Nem todos. A Polícia Civil abriu um inquérito especificamente para investigar incêndios florestais que atingiram a APA Alter do Chão em setembro deste ano.
Já o MPF investiga, desde 2015, a ocupação desordenada da região de Alter do Chão. A investigação não apontou suspeitos pelos incêndios ocorridos na região neste ano, mas, no ano passado, já condenou um grileiro por desmatamento ilegal em terras públicas.
Silas da Silva Soares foi condenado pela Justiça Federal após uma denúncia do MPF por desmatamento ilegal dentro da APA Alter do Chão. Soares foi condenado a 6 anos de prisão e também a pagamento pela recuperação da área degradada. O homem, no entanto, continua foragido.
Imagens aéreas de uma das áreas afetadas pelas chamas em Alter do Chão — Foto: Brigada de Alter do Chão
O MPF também investiga as queimadas de setembro?
Sim.

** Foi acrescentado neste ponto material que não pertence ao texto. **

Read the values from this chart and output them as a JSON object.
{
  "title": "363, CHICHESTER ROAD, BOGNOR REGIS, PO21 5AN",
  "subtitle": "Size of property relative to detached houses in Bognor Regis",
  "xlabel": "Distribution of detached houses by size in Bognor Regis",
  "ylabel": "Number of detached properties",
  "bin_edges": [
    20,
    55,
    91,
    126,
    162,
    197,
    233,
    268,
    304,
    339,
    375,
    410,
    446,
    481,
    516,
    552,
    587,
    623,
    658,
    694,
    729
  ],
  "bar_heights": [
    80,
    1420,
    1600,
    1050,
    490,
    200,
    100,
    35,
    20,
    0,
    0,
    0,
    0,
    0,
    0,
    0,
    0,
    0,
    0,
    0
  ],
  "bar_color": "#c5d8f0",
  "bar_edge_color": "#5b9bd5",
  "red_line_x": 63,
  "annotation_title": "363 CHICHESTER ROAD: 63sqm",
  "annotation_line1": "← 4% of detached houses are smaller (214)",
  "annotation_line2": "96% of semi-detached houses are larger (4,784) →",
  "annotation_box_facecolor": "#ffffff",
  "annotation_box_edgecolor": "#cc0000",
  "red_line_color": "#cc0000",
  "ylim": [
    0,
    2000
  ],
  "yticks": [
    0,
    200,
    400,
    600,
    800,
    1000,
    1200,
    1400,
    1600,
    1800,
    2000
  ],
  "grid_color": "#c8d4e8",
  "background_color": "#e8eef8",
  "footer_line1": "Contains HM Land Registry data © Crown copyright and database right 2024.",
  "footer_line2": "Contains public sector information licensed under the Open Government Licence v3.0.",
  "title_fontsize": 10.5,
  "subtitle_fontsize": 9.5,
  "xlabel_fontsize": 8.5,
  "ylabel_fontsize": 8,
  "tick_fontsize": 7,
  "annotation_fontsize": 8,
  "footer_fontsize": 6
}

Em setembro, quando uma grande área de Alter do Chão foi atingida por queimadas, o MPF comunicou que havia a suspeita de que um dos focos de incêndio teria sido iniciado em uma área invadida por Soares.
Na ocasião, os bombeiros atuaram ao lado da Brigada de Alter do Chão no combate às chamas. O incêndio consumiu 1.175 hectares da vegetação.

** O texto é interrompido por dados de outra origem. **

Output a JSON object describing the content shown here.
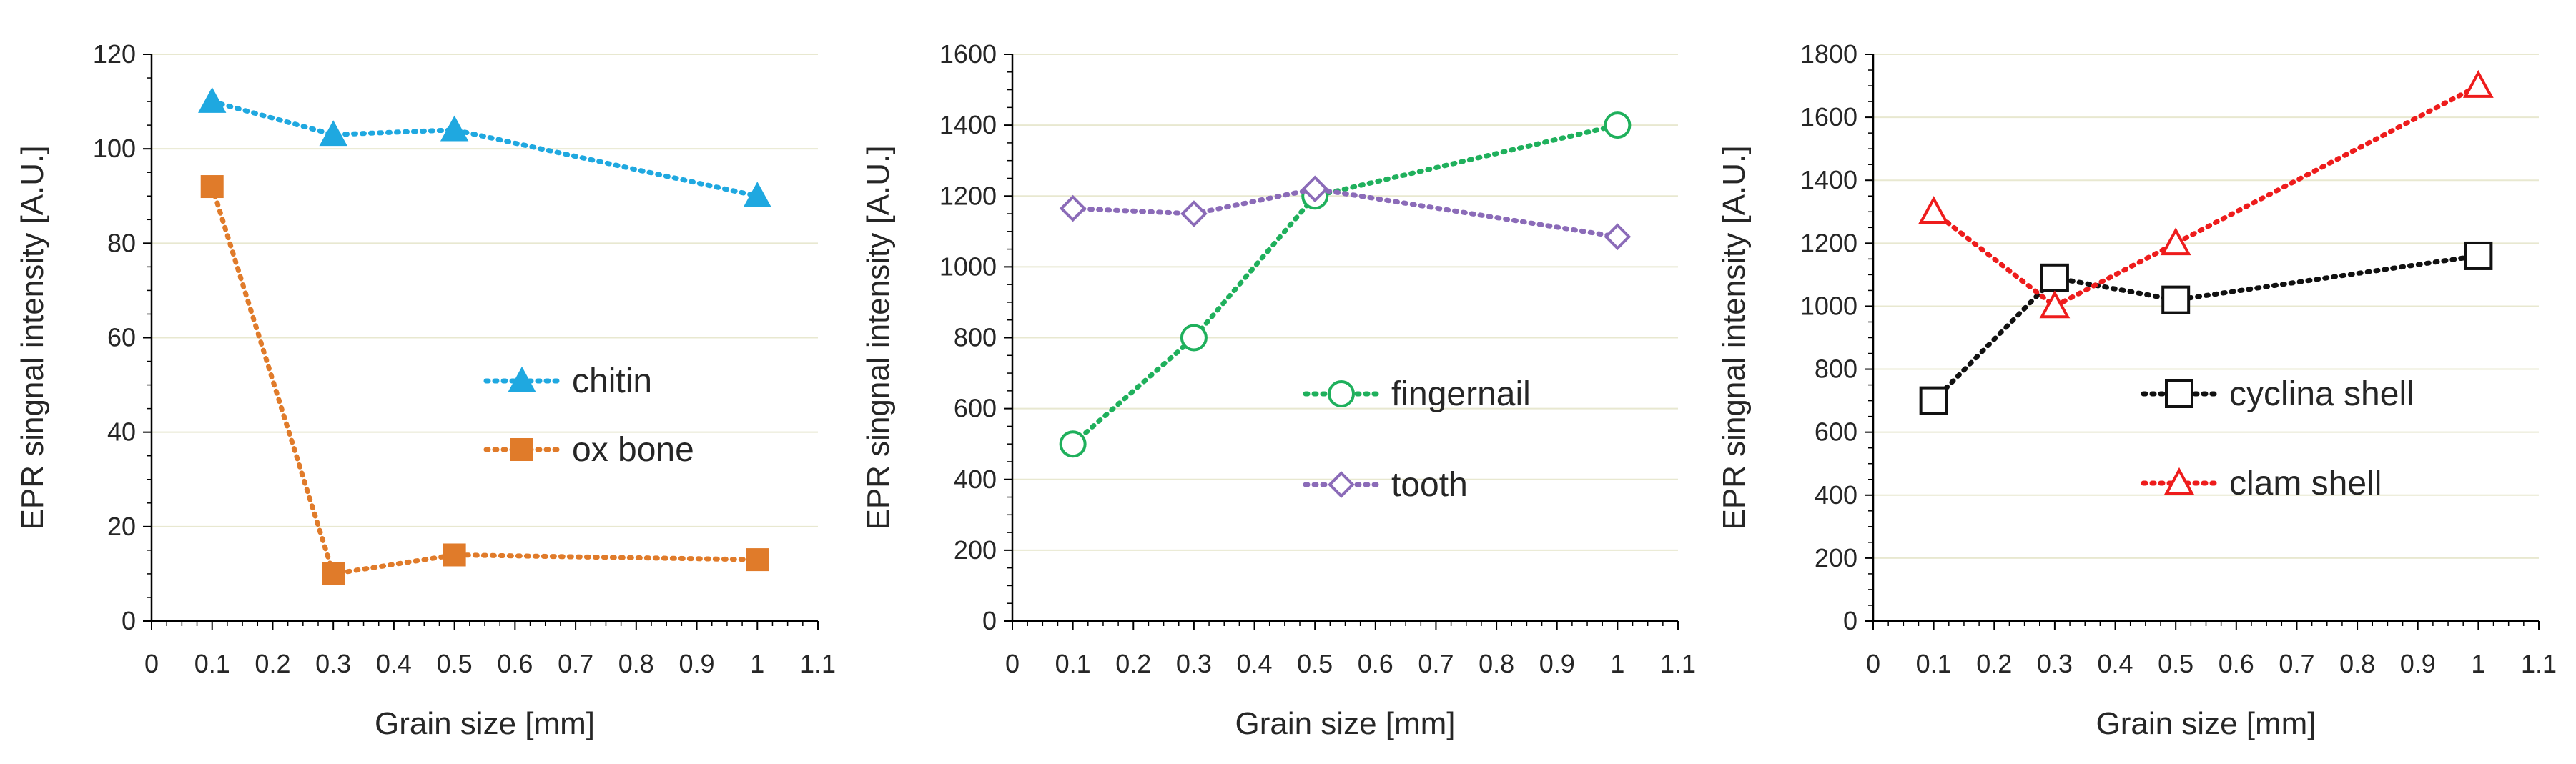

Por que o MPF também investiga as queimadas de setembro?
Porque a área na qual o órgão investiga a suspeita é a região conhecida localmente como Capadócia, onde já foi verificada a ação de grileiros no inquérito em andamento desde 2015. Essa área inclui, em grande parte, duas terras públicas federais: a Gleba Federal Arrecadada Mojuí dos Campos I e o Projeto Agroextrativista do Eixo Forte, um assentamento administrado pelo Instituto Nacional de Colonização e Reforma Agrária (Incra).
Como são terras da União, a autoridade que deve conduzir a investigação também é federal. Por isso, o MPF diz que concentra sua investigação, primeiramente, em esclarecer se a origem dos incêndios foi ou não a região da Capadócia.
“Se ficar confirmado que as queimadas ocorreram em terras públicas federais, o MPF entende que a atribuição para investigar não é da Polícia Civil”, disse a promotoria em nota publicada nesta quinta-feira (28).
Houve queimadas fora dessa região?
Sim, elas também atingiram a APA Alter do Chão, de administração do município de Santarém e, portanto, dentro da jurisdição da Polícia Civil paraense. A lei que criou a APA foi sancionada pelo prefeito da cidade em julho de 2003.
Foi nessa APA que os voluntários da brigada de incêndio de Alter do Chão atuaram em setembro, junto aos bombeiros e até o Exército, para conter as chamas. Segundo moradores locais afirmaram ao G1, essa foi a pior temporada de queimadas em cerca de cinco anos, afetando diretamente a comunidade, com fumaça e cinzas chegando até as áreas habitadas.
Os quatro brigadistas depois de deixarem a prisão em Santarém, no Pará — Foto: Sílvia Vieira/G1
Enquanto nas investigações do MPF o principal suspeito é um grileiro atualmente foragido da Justiça, o inquérito da Polícia Civil, que pediu a prisão dos quatro voluntários da brigada, sustenta que foram eles responsáveis por provocar incêndios na APA e, depois, lucrar com doações destinadas ao combate do fogo.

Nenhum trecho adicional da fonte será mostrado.